Autoconfig does not get looked up

i’m setting up mail account xy @ chat. dyn. uucp. hu, i have logs from the server hosting its mail and web, but i do not see requests for the autoconfig file. /.well-known/autoconfig/mail/config-v1.1.xml should be looked up, right? no mention of “autoconfig”/“autodiscover”/“xml” in the DC log. you may test against this domain.

Delta Chat version


Expected behavior

it finds the mailserver settings in the autoconfig xml.

Actual behavior

it tries out several common settings.

Steps to reproduce the problem

  1. enter the email address above as a new account
  2. enter a dummy password
  3. approve new account

Delta Chat requests only https:// URL, as it’s very important not to take configuration settings from untrusted sources. Your TLS certificate is self-signed, so Delta Chat does not accept it.

Get a certificate via with a or similar software.

oh, i see, i missed that.
altough it should be appear in DC logs somehow, IMO.

to the central CA providers: i dislike the idea that a 3rd paty (CA providers) can block users accessing my site by unilaterally revoking the cert it gave to me. and also, x509 implementations does not allow certs signed directly by 2 or more independent parties, so if a CA or the browser vendor decided that my cert is rotten, then i manually have to switch to a new cert issuer, rather having multiple signs on my cert among which at least 1 has to be valid.

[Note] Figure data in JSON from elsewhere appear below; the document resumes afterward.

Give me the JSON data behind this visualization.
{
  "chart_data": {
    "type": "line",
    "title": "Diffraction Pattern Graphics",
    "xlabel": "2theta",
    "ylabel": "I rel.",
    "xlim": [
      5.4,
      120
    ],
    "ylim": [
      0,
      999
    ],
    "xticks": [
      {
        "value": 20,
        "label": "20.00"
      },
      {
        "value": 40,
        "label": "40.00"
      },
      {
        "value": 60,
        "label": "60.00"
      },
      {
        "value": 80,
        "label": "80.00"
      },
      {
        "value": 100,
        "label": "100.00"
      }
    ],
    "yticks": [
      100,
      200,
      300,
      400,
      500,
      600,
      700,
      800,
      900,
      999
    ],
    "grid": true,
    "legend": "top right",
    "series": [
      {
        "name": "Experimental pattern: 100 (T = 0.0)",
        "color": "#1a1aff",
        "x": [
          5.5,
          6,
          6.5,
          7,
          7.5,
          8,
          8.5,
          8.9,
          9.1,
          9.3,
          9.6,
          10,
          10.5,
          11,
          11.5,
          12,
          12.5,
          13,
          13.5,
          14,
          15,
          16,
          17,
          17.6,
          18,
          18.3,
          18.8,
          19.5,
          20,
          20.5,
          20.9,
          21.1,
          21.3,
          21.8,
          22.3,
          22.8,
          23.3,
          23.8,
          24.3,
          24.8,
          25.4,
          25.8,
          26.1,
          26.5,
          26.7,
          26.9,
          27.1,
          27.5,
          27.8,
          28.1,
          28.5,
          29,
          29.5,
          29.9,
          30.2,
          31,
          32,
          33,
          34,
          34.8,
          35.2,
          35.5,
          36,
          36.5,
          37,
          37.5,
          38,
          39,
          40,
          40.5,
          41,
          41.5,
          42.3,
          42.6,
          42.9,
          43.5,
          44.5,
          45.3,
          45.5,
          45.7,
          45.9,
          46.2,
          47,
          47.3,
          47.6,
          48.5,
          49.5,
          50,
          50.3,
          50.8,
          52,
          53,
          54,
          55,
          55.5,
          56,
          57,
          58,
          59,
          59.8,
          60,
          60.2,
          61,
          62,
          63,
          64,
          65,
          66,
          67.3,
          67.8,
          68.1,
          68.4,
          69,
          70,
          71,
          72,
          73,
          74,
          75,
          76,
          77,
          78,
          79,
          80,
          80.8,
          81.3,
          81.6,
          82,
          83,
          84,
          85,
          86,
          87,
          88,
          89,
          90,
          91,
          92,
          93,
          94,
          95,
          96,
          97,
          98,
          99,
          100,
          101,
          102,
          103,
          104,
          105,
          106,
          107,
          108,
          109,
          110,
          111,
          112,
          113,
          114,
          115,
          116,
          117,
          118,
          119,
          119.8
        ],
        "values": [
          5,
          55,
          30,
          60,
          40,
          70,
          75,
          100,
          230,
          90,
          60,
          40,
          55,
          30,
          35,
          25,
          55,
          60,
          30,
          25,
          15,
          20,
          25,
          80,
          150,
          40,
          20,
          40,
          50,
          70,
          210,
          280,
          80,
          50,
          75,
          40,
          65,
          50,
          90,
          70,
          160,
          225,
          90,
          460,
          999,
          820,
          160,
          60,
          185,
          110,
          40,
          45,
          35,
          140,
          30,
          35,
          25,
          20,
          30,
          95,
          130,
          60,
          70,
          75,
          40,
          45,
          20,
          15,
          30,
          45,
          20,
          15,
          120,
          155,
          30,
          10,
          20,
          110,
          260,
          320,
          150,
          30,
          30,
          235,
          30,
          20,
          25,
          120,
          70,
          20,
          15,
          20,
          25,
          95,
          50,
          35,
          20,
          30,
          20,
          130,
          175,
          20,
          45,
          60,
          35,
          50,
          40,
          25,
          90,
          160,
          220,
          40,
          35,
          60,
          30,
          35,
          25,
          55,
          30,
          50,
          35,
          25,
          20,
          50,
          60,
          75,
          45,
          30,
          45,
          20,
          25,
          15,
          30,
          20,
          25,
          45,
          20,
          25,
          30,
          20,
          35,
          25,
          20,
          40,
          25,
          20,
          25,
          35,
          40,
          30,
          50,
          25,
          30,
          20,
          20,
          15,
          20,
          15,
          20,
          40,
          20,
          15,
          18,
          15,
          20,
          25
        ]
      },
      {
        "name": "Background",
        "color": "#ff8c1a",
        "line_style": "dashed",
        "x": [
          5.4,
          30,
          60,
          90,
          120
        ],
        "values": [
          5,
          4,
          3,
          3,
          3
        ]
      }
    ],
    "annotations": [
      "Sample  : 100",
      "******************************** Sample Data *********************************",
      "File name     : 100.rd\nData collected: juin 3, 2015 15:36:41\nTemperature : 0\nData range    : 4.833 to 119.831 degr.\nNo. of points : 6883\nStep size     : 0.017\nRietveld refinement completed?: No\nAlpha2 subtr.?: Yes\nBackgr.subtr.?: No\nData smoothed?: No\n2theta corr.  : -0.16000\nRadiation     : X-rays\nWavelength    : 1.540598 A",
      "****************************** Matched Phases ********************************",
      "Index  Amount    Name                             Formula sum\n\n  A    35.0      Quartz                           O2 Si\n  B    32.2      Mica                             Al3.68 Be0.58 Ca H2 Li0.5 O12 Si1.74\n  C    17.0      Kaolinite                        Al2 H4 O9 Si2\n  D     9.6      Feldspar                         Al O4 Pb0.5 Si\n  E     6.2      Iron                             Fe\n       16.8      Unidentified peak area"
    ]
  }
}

self-signed certs may be regarded as TOFU security model, just like Autocrypt is. why approving Autocrypt’s TOFU model, but not TLS’s self-signed certs?
(altough my site is not self-signed, but signed by my own root CA which nobody recognizes :smiley: )

anyways, thanks the hint that EFF also provides free certs! (cancel, it’s LE under the hood)

is it planned to support getting imap/smtp configs from SRV DNS records, BTW?

I opened “Advanced settings” and clicked “Show log” at the bottom of it after failed configuration, there are messages “Requesting URL …” followed by “Can’t read URL … (unable to get local issuer certificate)”.

to the central CA providers: i dislike the idea that a 3rd paty (CA providers) can block users accessing my site by unilaterally revoking the cert it gave to me.

Only if certificate revocation is checked via OCSP. As far as I know only browsers do it. Delta Chat doesn’t, so your email server certificates can’t be revoked this way. OCSP has other privacy issues too, you have to contact central server to check for certificate revocations, certainly not private and only works when you have a connection to the global Internet, while DC works as long as you have connection to the email server even if you move it into the LAN disconnected from the rest of the internet.

I am not sure, but I think it’s called cross-signing and OpenSSL supports it.

Because in this case every use is the first use, we are configuring a new account. And if attacker sets wrong SMTP and IMAP hosts in your client, e.g. their own proxy, then your client will be MITMed permanently, even when you move to another more secure LAN or VPN.

Nobody is working on it now, but if it is supported then SRV records should only be used with DNSSEC for the same reason: add support for RFC 6186 for server autoconfiguration · Issue #1508 · deltachat/deltachat-core-rust · GitHub
We can also use them without checking if they are the subdomain of the address.

nice. it seems LE is strangely the only free CA. this does not improve my confidency in TLS PKI :slight_smile: :frowning:

it’s not only OCSP i’m afraid, CA providers publish CRL as well which UAs usually respect, and there are blacklisted certs distributed by OS vendor. i dont know how DC’s TLS implementation handles/ignores CRLs or blacklisted certs exactly but once i set up https://autoconfig.<domain>, it must conform all TLS clients: DC, Thunderbird, and browsers too, since I can not distinguish clients before TLS handshake. (well, one can employ more https configs but at most 2: one for autoconfig.<domain>/mail/… and one for <domain>/.well-known/… – but this is a hack even at my standards :smiley: ) . Cross-signed certs may help – thanks for the hint.


i’m a bit disagree: it is not neccessarily always first use - say you setup a@domain, then b@domain later on, then c@domain… in this case <domain>'s cert (or the issuer’s cert) might be remembered. if this theoretical TLS-TOFU model would work on the OS level, then it’d be more protective (ie. you visit a website earlier on this domain). indeed, it’s less useful if each particular app does it on its own, rather than managing user-approved cert issuers system-wide.

on the other hand, i agree that compromised TLS-TOFU impacts more seriously than Autocrypt-TOFU.

config by DNS-SRV

good to see that there was an initiative for it. i agree that an extra “is-subdomain?” check would be overrestrictive.

sorry for the many off-topics, i’m happy to get involved in DC.